Ce week-end, tu ne fais pas plus. Tu défais.

Trois gestes pour désinstaller ce que vingt ans de bonnes consignes ont mis en place. Aucun ne demande de compter quoi que ce soit.
Ce week-end, tu ne fais pas plus. Tu défais.

Ton corps ne va puiser dans ses réserves que lorsque son insuline redescend et reste basse un moment. Deux choses l'en empêchent au quotidien : des prises alimentaires trop rapprochées, et des repas qui ne fournissent pas les matériaux dont il a besoin. Retirer les premières, fournir les seconds. Voilà le travail, et il allège la charge mentale au lieu de l'alourdir.

Premier geste : nourrir vraiment, en commençant par le matin.

Prends le petit-déjeuner qu'on recommande partout. Flocons d'avoine, lait, une banane, un verre de jus. Une belle quantité de glucides, presque aucune protéine, pas de gras. Ton corps encaisse une montée franche, l'insuline monte pour ranger, et deux heures plus tard tu as faim. La fringale de dix heures trente ne vient pas de ta gourmandise, elle vient du petit-déjeuner.

Remplace-le. Des œufs, du fromage, du jambon de qualité, un avocat, des restes de la veille si ça te convient. Du gras assumé, du beurre par exemple, sans culpabilité. Puis observe ta matinée. Beaucoup de femmes traversent leur première matinée sans penser à manger depuis des années, et le vivent comme une révélation. C'est de la physiologie, pas de la discipline.

Deuxième geste : de vrais repas, et rien entre.

Tant que tu manges quelque chose toutes les deux heures, même une pomme, même trois amandes, ton insuline n'a aucun moment de repos et la porte du déstockage reste fermée. Espacer ne relève pas de la privation, ça laisse à ton corps la place de faire l'autre moitié de son travail.

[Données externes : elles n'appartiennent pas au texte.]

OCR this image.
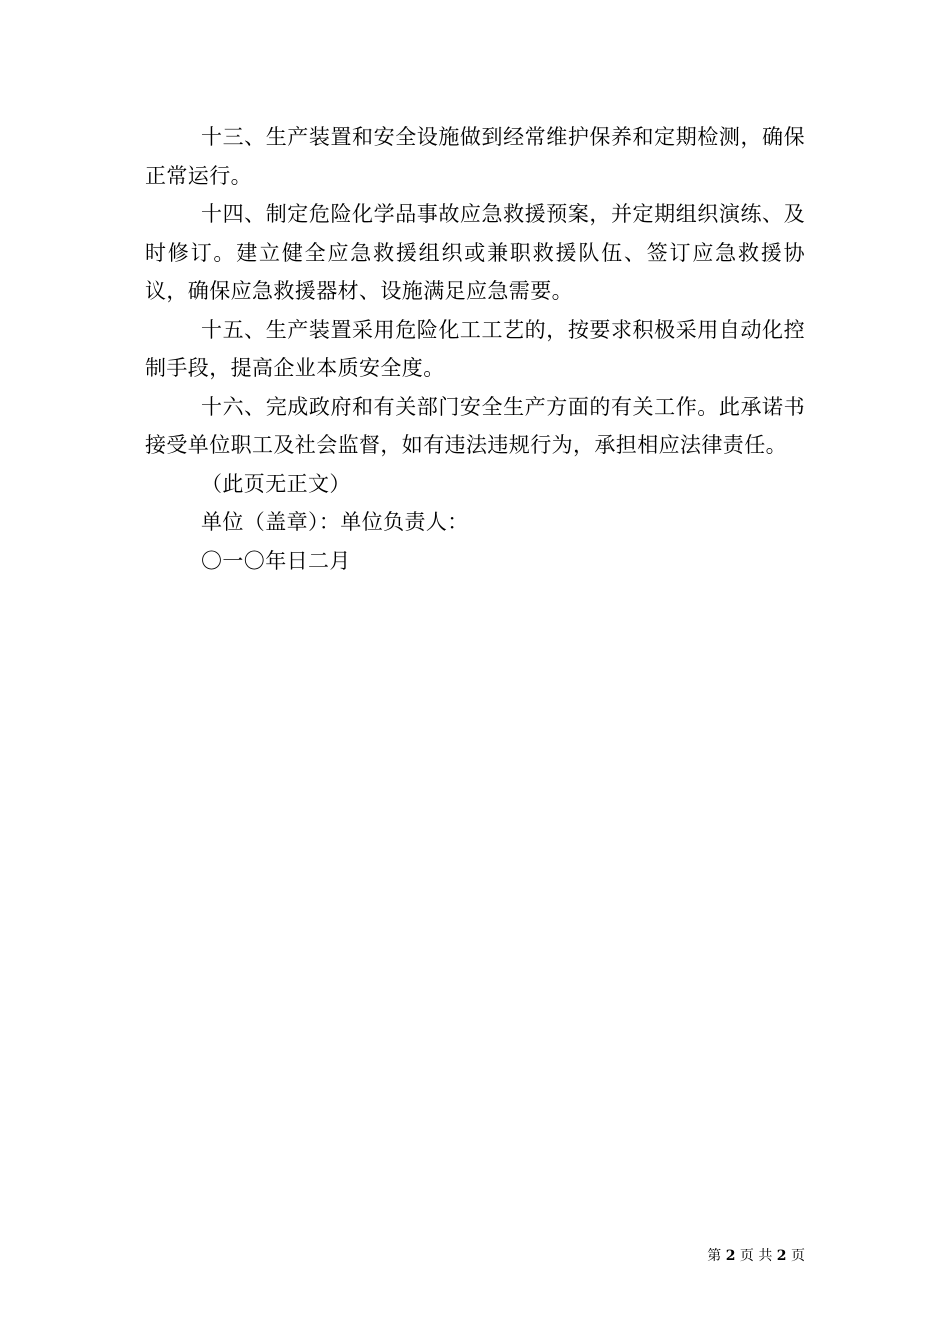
十三、生产装置和安全设施做到经常维护保养和定期检测，确保正常运行。

十四、制定危险化学品事故应急救援预案，并定期组织演练、及时修订。建立健全应急救援组织或兼职救援队伍、签订应急救援协议，确保应急救援器材、设施满足应急需要。

十五、生产装置采用危险化工工艺的，按要求积极采用自动化控制手段，提高企业本质安全度。

十六、完成政府和有关部门安全生产方面的有关工作。此承诺书接受单位职工及社会监督，如有违法违规行为，承担相应法律责任。

（此页无正文）

单位（盖章）：单位负责人：

〇一〇年日二月

第 2 页 共 2 页
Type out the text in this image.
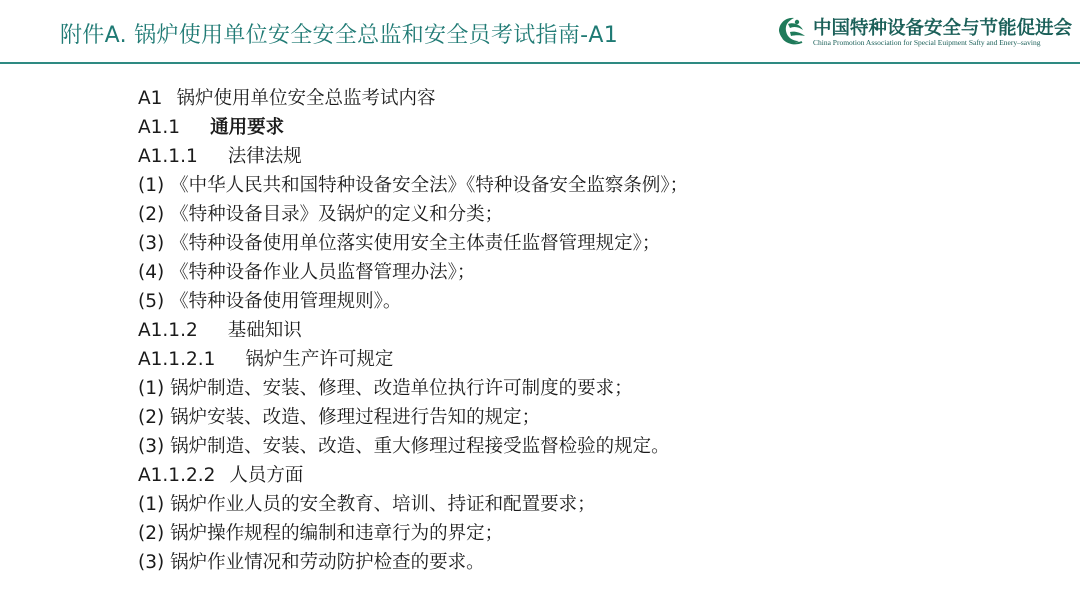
附件A. 锅炉使用单位安全安全总监和安全员考试指南-A1	中国特种设备安全与节能促进会
China Promotion Association for Special Euipment Safty and Enery–saving
A1 锅炉使用单位安全总监考试内容
A1.1 通用要求
A1.1.1 法律法规
(1) 《中华人民共和国特种设备安全法》《特种设备安全监察条例》；
(2) 《特种设备目录》及锅炉的定义和分类；
(3) 《特种设备使用单位落实使用安全主体责任监督管理规定》；
(4) 《特种设备作业人员监督管理办法》；
(5) 《特种设备使用管理规则》。
A1.1.2 基础知识
A1.1.2.1 锅炉生产许可规定
(1) 锅炉制造、安装、修理、改造单位执行许可制度的要求；
(2) 锅炉安装、改造、修理过程进行告知的规定；
(3) 锅炉制造、安装、改造、重大修理过程接受监督检验的规定。
A1.1.2.2 人员方面
(1) 锅炉作业人员的安全教育、培训、持证和配置要求；
(2) 锅炉操作规程的编制和违章行为的界定；
(3) 锅炉作业情况和劳动防护检查的要求。
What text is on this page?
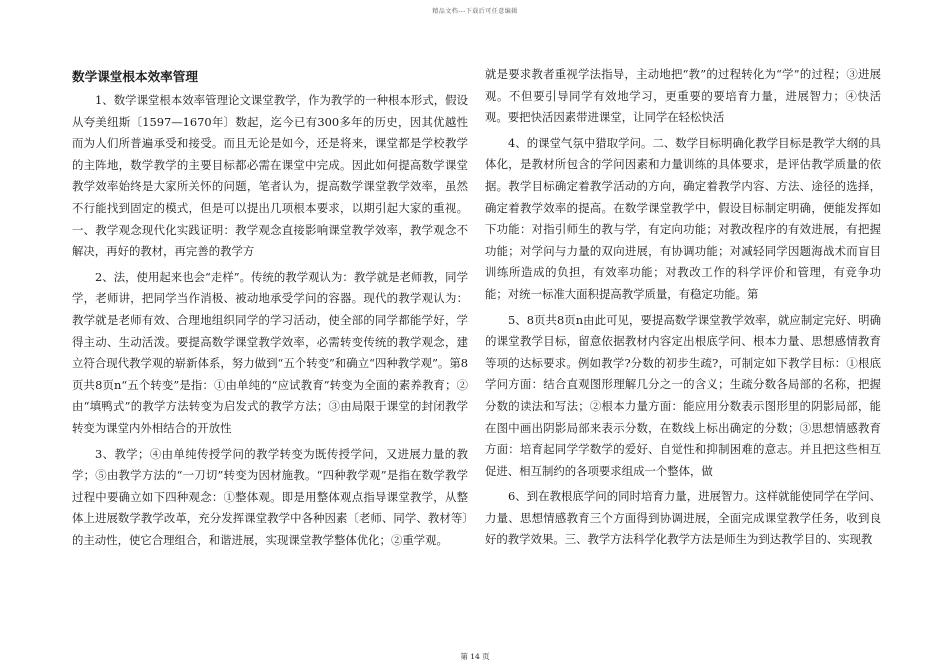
精品文档---下载后可任意编辑
数学课堂根本效率管理

1、数学课堂根本效率管理论文课堂教学，作为教学的一种根本形式，假设从夸美纽斯〔1597—1670年〕数起，迄今已有300多年的历史，因其优越性而为人们所普遍承受和接受。而且无论是如今，还是将来，课堂都是学校教学的主阵地，数学教学的主要目标都必需在课堂中完成。因此如何提高数学课堂教学效率始终是大家所关怀的问题，笔者认为，提高数学课堂教学效率，虽然不行能找到固定的模式，但是可以提出几项根本要求，以期引起大家的重视。一、教学观念现代化实践证明：教学观念直接影响课堂教学效率，教学观念不解决，再好的教材，再完善的教学方

2、法，使用起来也会“走样”。传统的教学观认为：教学就是老师教，同学学，老师讲，把同学当作消极、被动地承受学问的容器。现代的教学观认为：教学就是老师有效、合理地组织同学的学习活动，使全部的同学都能学好，学得主动、生动活泼。要提高数学课堂教学效率，必需转变传统的教学观念，建立符合现代教学观的崭新体系，努力做到“五个转变”和确立“四种教学观”。第8页共8页n“五个转变”是指：①由单纯的“应试教育”转变为全面的素养教育；②由“填鸭式”的教学方法转变为启发式的教学方法；③由局限于课堂的封闭教学转变为课堂内外相结合的开放性

3、教学；④由单纯传授学问的教学转变为既传授学问，又进展力量的教学；⑤由教学方法的“一刀切”转变为因材施教。“四种教学观”是指在数学教学过程中要确立如下四种观念：①整体观。即是用整体观点指导课堂教学，从整体上进展数学教学改革，充分发挥课堂教学中各种因素〔老师、同学、教材等〕的主动性，使它合理组合，和谐进展，实现课堂教学整体优化；②重学观。

就是要求教者重视学法指导，主动地把“教”的过程转化为“学”的过程；③进展观。不但要引导同学有效地学习，更重要的要培育力量，进展智力；④快活观。要把快活因素带进课堂，让同学在轻松快活

4、的课堂气氛中猎取学问。二、数学目标明确化教学目标是教学大纲的具体化，是教材所包含的学问因素和力量训练的具体要求，是评估教学质量的依据。教学目标确定着教学活动的方向，确定着教学内容、方法、途径的选择，确定着教学效率的提高。在数学课堂教学中，假设目标制定明确，便能发挥如下功能：对指引师生的教与学，有定向功能；对教改程序的有效进展，有把握功能；对学问与力量的双向进展，有协调功能；对减轻同学因题海战术而盲目训练所造成的负担，有效率功能；对教改工作的科学评价和管理，有竞争功能；对统一标准大面积提高教学质量，有稳定功能。第

5、8页共8页n由此可见，要提高数学课堂教学效率，就应制定完好、明确的课堂教学目标，留意依据教材内容定出根底学问、根本力量、思想感情教育等项的达标要求。例如教学?分数的初步生疏?，可制定如下教学目标：①根底学问方面：结合直观图形理解几分之一的含义；生疏分数各局部的名称，把握分数的读法和写法；②根本力量方面：能应用分数表示图形里的阴影局部，能在图中画出阴影局部来表示分数，在数线上标出确定的分数；③思想情感教育方面：培育起同学学数学的爱好、自觉性和抑制困难的意志。并且把这些相互促进、相互制约的各项要求组成一个整体，做

6、到在教根底学问的同时培育力量，进展智力。这样就能使同学在学问、力量、思想情感教育三个方面得到协调进展，全面完成课堂教学任务，收到良好的教学效果。三、教学方法科学化教学方法是师生为到达教学目的、实现教

第 14 页
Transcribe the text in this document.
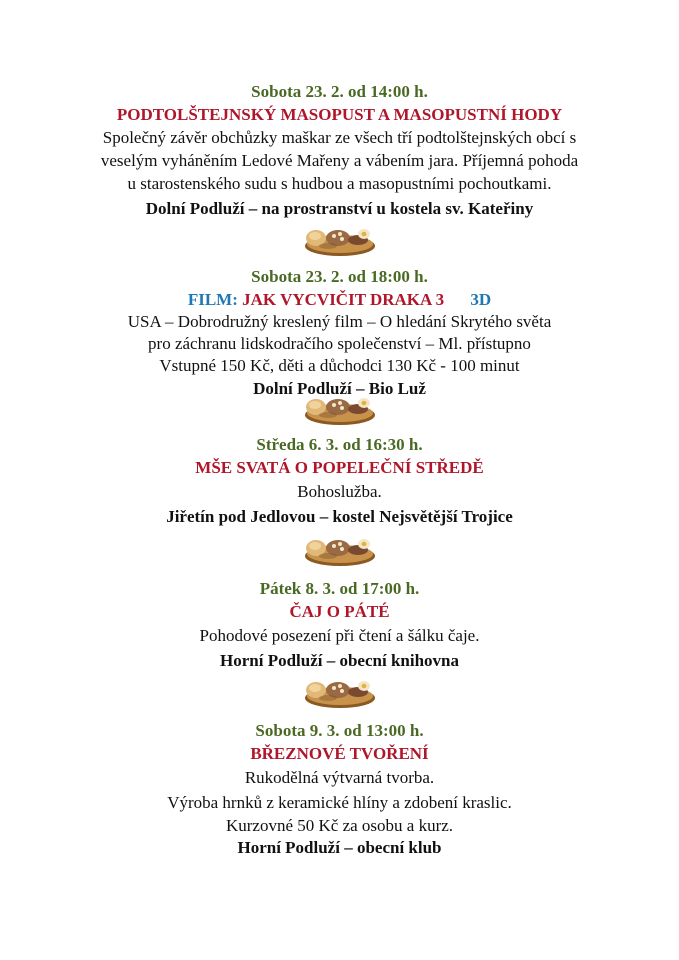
Sobota 23. 2. od 14:00 h.
PODTOLŠTEJNSKÝ MASOPUST A MASOPUSTNÍ HODY
Společný závěr obchůzky maškar ze všech tří podtolštejnských obcí s
veselým vyháněním Ledové Mařeny a vábením jara. Příjemná pohoda
u starostenského sudu s hudbou a masopustními pochoutkami.
Dolní Podluží – na prostranství u kostela sv. Kateřiny
Sobota 23. 2. od 18:00 h.
FILM: JAK VYCVIČIT DRAKA 3 3D
USA – Dobrodružný kreslený film – O hledání Skrytého světa
pro záchranu lidskodračího společenství – Ml. přístupno
Vstupné 150 Kč, děti a důchodci 130 Kč - 100 minut
Dolní Podluží – Bio Luž
Středa 6. 3. od 16:30 h.
MŠE SVATÁ O POPELEČNÍ STŘEDĚ
Bohoslužba.
Jiřetín pod Jedlovou – kostel Nejsvětější Trojice
Pátek 8. 3. od 17:00 h.
ČAJ O PÁTÉ
Pohodové posezení při čtení a šálku čaje.
Horní Podluží – obecní knihovna
Sobota 9. 3. od 13:00 h.
BŘEZNOVÉ TVOŘENÍ
Rukodělná výtvarná tvorba.
Výroba hrnků z keramické hlíny a zdobení kraslic.
Kurzovné 50 Kč za osobu a kurz.
Horní Podluží – obecní klub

Sur ce point, la recommandation officielle dit vrai : éviter de grignoter entre les repas est un bon conseil. Le problème tient à l'ordre des choses. On te demande de ne pas grignoter tout en te prescrivant un petit-déjeuner qui rend le grignotage inévitable. Une consigne juste posée sur une assiette qui la rend intenable ne sert à rien, sinon à te donner tort. C'est pour ça que le geste numéro un vient avant celui-ci : une fois le matin réglé, l'espacement se fait tout seul.

Une règle simple pour ne pas te tromper : si tu as faim deux heures après un repas, ne t'en veux pas et ne serre pas les dents. Le repas précédent n'était pas assez nourrissant. Tu remontes au geste numéro un et tu ajoutes des protéines et du gras au repas suivant. La faim est une information, pas un adversaire.

Troisième geste : alléger la charge en glucides, en commençant par les faux amis.

Les faux amis, ce sont précisément les aliments recommandés. Le jus de fruit, même pressé maison, qui envoie le sucre du fruit sans sa chair. Les fruits en excès dans la journée. Les féculents à tous les repas, complets compris, parce que complet ne veut pas dire sans effet sur ta glycémie. Les produits allégés, dont on a retiré le gras et souvent rajouté du sucre pour que ça reste mangeable.

Tu n'as pas besoin de tout supprimer d'un coup. Commence par le jus du matin et par un seul féculent retiré dans la journée, et regarde ce que ça donne sur ton énergie de l'après-midi.

Tu remarques ce qu'aucun de ces trois gestes ne demande ? Compter, peser, mesurer, calculer un déficit. Aucun ne te demande non plus de manger moins. Deux d'entre eux te demandent même de manger davantage de ce qui nourrit, et c'est déroutant quand on a passé trente ans à viser le moins.

La question change de nature. On arrête de se demander combien on a mangé, on regarde ce qu'on a dit à son corps.

Pour ce week-end, prends deux jours. Le petit-déjeuner protéiné samedi et dimanche, trois vrais repas, rien entre, et le jus du matin mis de côté. Deux jours ne feront rien bouger sur la balance et ce n'est pas le but. Observe ta faim, ton énergie de seize heures, et ce que tu as envie de manger le soir.

Ton corps va te répondre bien avant la balance.